新たなタイムリミット

 仟(かしら)の打球は、綺麗な放物線を描いてバックスクリーンへ飛び込んだ。点差は7となり、ついにスコアは西島高校リードの11対4となった。

 一塁を蹴った仟は、両手で小さく喜びを噛み締めるようにガッツポーズをする。

(やった……本当にピースパームを捉えたんだ!)

 ホームランで盛り上がる西島(せいとう)ベンチ。しかし、一人だけ浮かない顔をする紀香(のりか)監督がいた。

(確かに仟はピースパームを完璧に打った。そして、国井君の心に動揺があったのは間違いない……なのに)

 紀香監督が国井を見つめる。

(あの土下座のような姿が、敗者のそれではない気がするのはなぜ……?)

 三塁を回った仟がホームヘ近づく。すると国井は、仟を待っていたかのようなタイミングで面を外す。目は閉じられているが国井の口元はニヤリと笑っていた。

(そうさ……あの時も、これで良かったんだ……)

 不気味に感じた仟がホームイン。それを見届けた国井は、スッと立ち上がってタイムを要求した。

 ゆっくりとマウンドへ向かう国井。その姿をジッと見ていた仟の下へ、ネクストの白城(しらき)が歩み寄る。

「気にするな、仟。この勝負はお前の勝ちだ」

「でも……あっ!?」

 白城は、仲間のベンチへ送り出すように仟の背中を笑顔で押した。

「今は素直に喜べ!」

「白城さん……はいっ!」

 仟は歩く白城の背中に微笑み、三塁ベンチへ戻って笑顔でハイタッチを交わした。

 そして、国井がマウンドに着いた。怒られると感じた斜坂(ななさか)は、グローブで顔を隠した隙間から様子を伺う。

「斜坂……」

「はっ、はいぃっ!」

 国井の気迫が潜む低い声に、斜坂は両手を下げてピッと背筋を伸ばした。直視出来ずに上を向いていたが、立ち止まった国井は黙ったまま。気になった斜坂は国井を見ると、頭の中で嬉しそうに考えを整理するその姿が映った。

(打たれた経験……。常に強者でいると自分に誓ったが為に、皮肉にも俺に足りなかったものが負けを認める潔さだったとはな……)

「あのー、国井さん?」

「フッ。斜坂、タイムリミットは新たな段階へと限界を超えた……」

「え?それはどういう意味で……」
「お前はいつも通りでいい。ここから俺は、野球の偉人たちさえも抗えなかった、絶対領域のタイムリミットを始める」

「ぜ、絶対領域ぃ?」

「そういうことだ……」 

 驚いた斜坂に背を向け、国井はマウンドを去る。

(俺は星見との敗戦を認めなかった。実力では負けていない、俺なら次は必ず勝てると思い込んでいた。しかしあの敗戦は、そんな自分自身が導いた結果だったのだ。星見を抑えれば勝てる……か。この夏も、同じ目にあう所だったな……)

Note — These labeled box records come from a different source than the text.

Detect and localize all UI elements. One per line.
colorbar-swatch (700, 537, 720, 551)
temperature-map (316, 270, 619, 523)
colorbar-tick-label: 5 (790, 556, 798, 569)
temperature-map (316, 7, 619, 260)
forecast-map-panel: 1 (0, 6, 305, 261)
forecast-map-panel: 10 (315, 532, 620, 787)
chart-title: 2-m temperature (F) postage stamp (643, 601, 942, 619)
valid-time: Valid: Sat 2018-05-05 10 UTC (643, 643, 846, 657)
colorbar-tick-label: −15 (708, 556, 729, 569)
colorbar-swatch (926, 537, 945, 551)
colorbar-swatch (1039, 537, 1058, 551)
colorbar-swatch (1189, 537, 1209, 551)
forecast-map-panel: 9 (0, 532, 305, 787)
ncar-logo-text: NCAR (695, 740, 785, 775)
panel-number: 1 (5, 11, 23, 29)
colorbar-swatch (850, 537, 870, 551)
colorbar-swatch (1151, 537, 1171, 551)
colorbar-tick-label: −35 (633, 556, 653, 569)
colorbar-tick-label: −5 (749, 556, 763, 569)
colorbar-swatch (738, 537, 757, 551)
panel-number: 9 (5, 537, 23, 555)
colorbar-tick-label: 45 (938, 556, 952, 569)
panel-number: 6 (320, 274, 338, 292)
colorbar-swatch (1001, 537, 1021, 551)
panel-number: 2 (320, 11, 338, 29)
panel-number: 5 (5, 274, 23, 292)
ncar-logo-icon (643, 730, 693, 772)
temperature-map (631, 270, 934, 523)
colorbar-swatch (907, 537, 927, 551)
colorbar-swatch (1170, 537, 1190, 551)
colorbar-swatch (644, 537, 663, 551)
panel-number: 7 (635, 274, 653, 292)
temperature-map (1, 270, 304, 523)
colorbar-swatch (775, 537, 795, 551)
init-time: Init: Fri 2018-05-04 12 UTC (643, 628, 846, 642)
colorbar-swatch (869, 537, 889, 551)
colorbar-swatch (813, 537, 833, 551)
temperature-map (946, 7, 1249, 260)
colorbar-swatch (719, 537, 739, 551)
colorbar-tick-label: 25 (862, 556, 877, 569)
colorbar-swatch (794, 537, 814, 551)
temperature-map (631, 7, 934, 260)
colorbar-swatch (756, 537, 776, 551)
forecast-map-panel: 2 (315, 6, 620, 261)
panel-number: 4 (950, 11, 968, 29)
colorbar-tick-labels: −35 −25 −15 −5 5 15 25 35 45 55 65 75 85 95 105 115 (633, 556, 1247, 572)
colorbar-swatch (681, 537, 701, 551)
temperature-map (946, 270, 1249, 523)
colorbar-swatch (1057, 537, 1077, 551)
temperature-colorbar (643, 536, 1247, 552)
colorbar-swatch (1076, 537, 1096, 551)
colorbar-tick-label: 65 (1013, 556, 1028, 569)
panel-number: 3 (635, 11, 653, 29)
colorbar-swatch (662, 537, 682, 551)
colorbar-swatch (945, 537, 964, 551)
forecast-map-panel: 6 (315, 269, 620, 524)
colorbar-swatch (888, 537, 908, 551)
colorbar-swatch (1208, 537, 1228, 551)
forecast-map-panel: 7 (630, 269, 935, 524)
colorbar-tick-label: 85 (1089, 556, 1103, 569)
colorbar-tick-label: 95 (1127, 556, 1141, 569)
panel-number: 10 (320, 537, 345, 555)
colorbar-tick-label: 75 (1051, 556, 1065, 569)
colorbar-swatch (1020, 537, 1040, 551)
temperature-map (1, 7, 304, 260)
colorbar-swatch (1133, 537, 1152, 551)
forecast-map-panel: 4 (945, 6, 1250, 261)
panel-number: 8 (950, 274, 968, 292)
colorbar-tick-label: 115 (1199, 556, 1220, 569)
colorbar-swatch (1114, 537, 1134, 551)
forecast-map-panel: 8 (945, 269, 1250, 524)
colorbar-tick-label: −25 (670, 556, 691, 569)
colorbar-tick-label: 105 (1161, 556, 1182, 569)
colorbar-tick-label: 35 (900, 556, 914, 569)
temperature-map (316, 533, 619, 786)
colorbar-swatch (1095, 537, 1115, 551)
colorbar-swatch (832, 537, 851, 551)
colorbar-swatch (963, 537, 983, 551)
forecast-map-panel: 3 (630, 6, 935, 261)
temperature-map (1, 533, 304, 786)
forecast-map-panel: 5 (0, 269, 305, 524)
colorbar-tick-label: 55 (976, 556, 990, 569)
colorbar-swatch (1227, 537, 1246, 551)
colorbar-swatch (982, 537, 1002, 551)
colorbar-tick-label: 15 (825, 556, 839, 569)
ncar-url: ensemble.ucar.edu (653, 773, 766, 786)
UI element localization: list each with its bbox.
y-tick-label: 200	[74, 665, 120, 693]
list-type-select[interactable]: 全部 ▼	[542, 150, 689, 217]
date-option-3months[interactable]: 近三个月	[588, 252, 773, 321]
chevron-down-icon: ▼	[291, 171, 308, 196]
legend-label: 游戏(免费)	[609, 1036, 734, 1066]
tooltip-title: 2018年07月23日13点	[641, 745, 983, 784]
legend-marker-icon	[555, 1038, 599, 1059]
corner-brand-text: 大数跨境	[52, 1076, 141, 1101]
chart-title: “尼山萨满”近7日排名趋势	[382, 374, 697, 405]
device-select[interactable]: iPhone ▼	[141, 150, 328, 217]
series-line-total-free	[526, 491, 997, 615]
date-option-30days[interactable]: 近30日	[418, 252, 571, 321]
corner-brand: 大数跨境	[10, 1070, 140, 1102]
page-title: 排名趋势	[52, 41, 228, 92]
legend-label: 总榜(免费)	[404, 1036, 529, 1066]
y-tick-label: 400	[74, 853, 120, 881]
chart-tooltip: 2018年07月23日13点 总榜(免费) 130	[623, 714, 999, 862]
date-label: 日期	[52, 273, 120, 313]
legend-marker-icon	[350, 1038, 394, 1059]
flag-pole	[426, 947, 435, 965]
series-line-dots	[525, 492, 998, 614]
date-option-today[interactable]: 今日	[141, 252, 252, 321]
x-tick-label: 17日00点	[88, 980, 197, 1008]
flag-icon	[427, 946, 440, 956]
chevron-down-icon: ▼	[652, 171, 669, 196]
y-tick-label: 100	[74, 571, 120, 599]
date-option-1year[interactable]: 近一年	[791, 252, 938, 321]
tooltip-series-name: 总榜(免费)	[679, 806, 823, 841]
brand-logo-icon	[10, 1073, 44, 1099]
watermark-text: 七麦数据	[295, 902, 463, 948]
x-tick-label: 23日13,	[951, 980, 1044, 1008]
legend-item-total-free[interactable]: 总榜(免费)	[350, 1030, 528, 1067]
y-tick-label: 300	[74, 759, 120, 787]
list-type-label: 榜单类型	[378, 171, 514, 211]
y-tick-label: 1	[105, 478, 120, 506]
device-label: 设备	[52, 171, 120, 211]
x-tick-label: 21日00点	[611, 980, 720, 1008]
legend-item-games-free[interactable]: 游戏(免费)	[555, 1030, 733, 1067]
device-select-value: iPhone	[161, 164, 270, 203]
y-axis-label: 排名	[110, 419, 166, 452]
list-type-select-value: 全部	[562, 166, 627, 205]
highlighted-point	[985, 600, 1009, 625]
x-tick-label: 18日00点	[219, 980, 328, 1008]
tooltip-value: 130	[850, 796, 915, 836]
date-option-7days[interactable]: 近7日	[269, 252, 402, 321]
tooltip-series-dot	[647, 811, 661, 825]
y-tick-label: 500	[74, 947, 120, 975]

 ホームヘ戻った国井は、意気揚々と素振りをする白城と目を合わせる。

「国井さん。悪いが俺も、借りを返させてもらうぜ」

「フッ……俺がお前に、何かを貸した覚えはない」

 国井は座り、白城は打席に立った。そして球審のタイムが解かれ、国井はミットを構える。

(全力で抑えられないのなら、潔く負ければいい。それが俺独自の、新たなタイムリミットへのトリガーだったのだ!)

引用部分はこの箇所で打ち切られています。